There's been some quite impressive growth in, in demand in the first few months of this year, but as I understand, there's been a big increase in, in retail fuel prices. Do you expect that to negatively impact demand in the second half?
Let me take this, Jonathan. It's [Do] speaking. Yeah, there has been quite a price hike in fuel prices, but mind you, during the course of last year, although not at the same retail price level, there has been quite a hike in, in retail fuel prices because of crude prices last year. We're probably going through the same dynamic at the moment. Yes, demand is, is somewhat influenced for a couple of days, but then, then it recovers, I must say. Mind you, we're in the middle of the peak season, so travels are quite frequent. Tourism is, is, is on the rise. Therefore, from, from our daily sales, we're not feeling any big downturn in, in demand, say, for diesel, say for gasoline or jet.
Bitumen sales is, is somewhat seasonal and depends on very much elections in the case of Turkey, obviously. It was on the rise before the election, but I wouldn't say the same for Bitumen. For retail products, including Jet, I, I can easily say it's quite holding on at the moment. One needs to see what happens after the summer peak season, obviously.
Okay, thank you.
The next question comes from the line of Nikhil Bhat with JP Morgan. Please go ahead.

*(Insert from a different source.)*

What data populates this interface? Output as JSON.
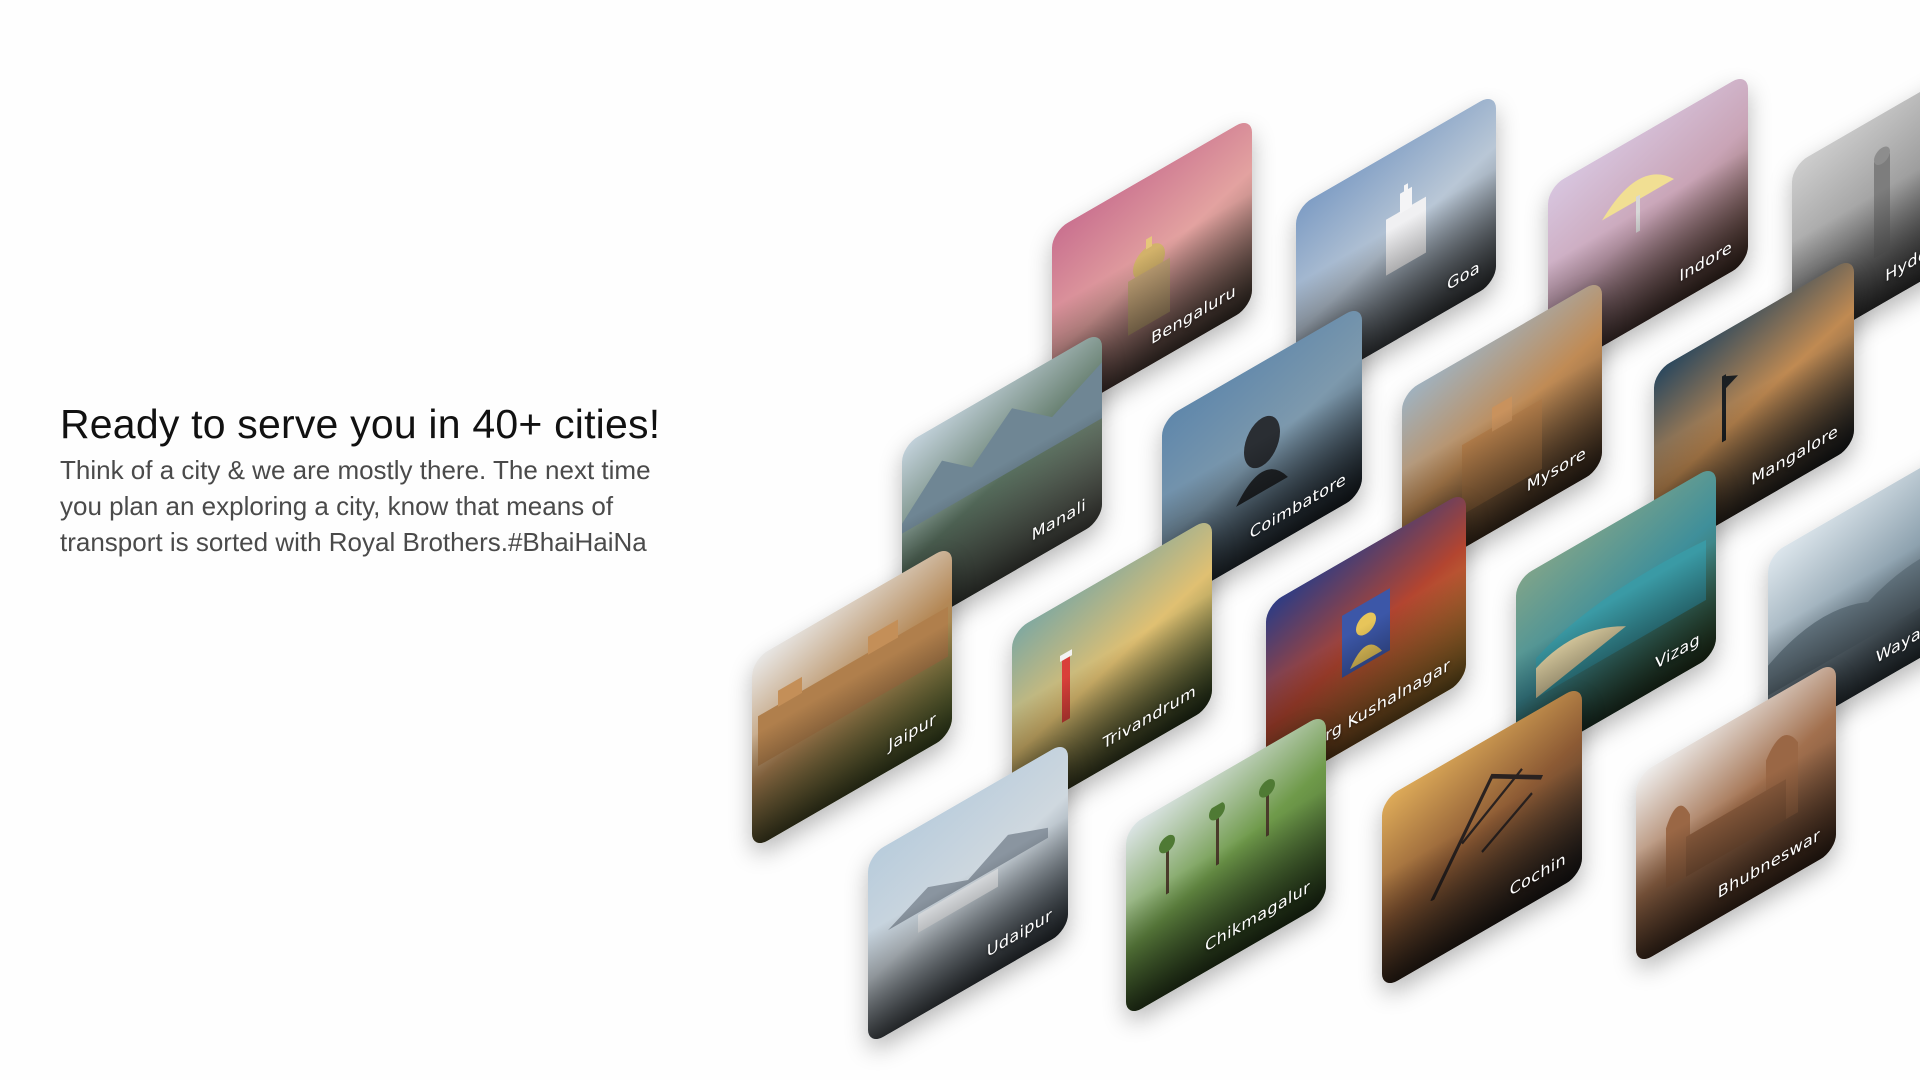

Thank you. Good evening, and thank you for the presentation. I just have one question, I'm sure you were expecting this. Could you give us your latest thoughts on your outstanding Eurobond that you have maturing in 2024? It will go current in a matter of few months, so just curious to hear your thoughts in terms of what you're thinking about refinancing it, or are you thinking paying it off with your cash balance? Thank you.
Thank you for the opportunity. I mean, yes, we preserved our cash position in this quarter as well, so we don't have to take any impulsive actions in terms of borrowing. Our Eurobond is, is maturing towards the end of next year, so we have couple of quarters until the maturity. As a rule of thumb, we would definitely have at least one Eurobond in the market and keep that liquidity for our investors. Therefore, I mean, latest, by the third quarter of next year, we would definitely like to have a Eurobond issuance in the market. We would definitely look for windows of opportunity, opportunities until then to come out, come out with a Eurobond to replace the outstanding Eurobond in, in, in a favorable way.
We keep ourselves ready, in case that window of opportunity opens up in the following quarters. Again, the first, obviously, or the basic case would be to replace it when it matures at the end of October next year. It will definitely depend on the opportunities in the market, the CDS levels, i.e., how much spread are we going to pay over, over the mid-swap? We will evaluate that until the maturity next year.
Thank you.
Ladies and gentlemen, there are no further questions at this time. I will now turn the conference over to management for any closing comments. Thank you.
Thank you once again for joining us this evening for the second quarterly call of 2023. Let me make a few closing remarks before we conclude. Today, as you saw in the financial results, our core profitability in second quarter remains strong, with the help of low operational cost base and very firm demand environment in the country. Despite relatively weak crack environment, especially on mid distillates. On the other hand, cracks recovered materially in June and remained strong in July as well. As we have completed majority of the maintenance activities, we are now operating with higher capacity utilization. While closely tracking the performance of our existing assets for optimal operational profitability, we continue to take solid steps for our strategic transition plan by expanding our zero carbon electricity portfolio.
We have achieved concrete progress on our capacity applications of ENTEK and were granted pre licenses for 326 MW. Our solar power plant in Kırıkkale Refinery started operations with 12.6 MW capacity as recent as July. Last but not least, we continue to preserve our net cash position in the second quarter as well. That's all we're going to share with you for today. Thank you all for listening to us, and I wish you a very good evening.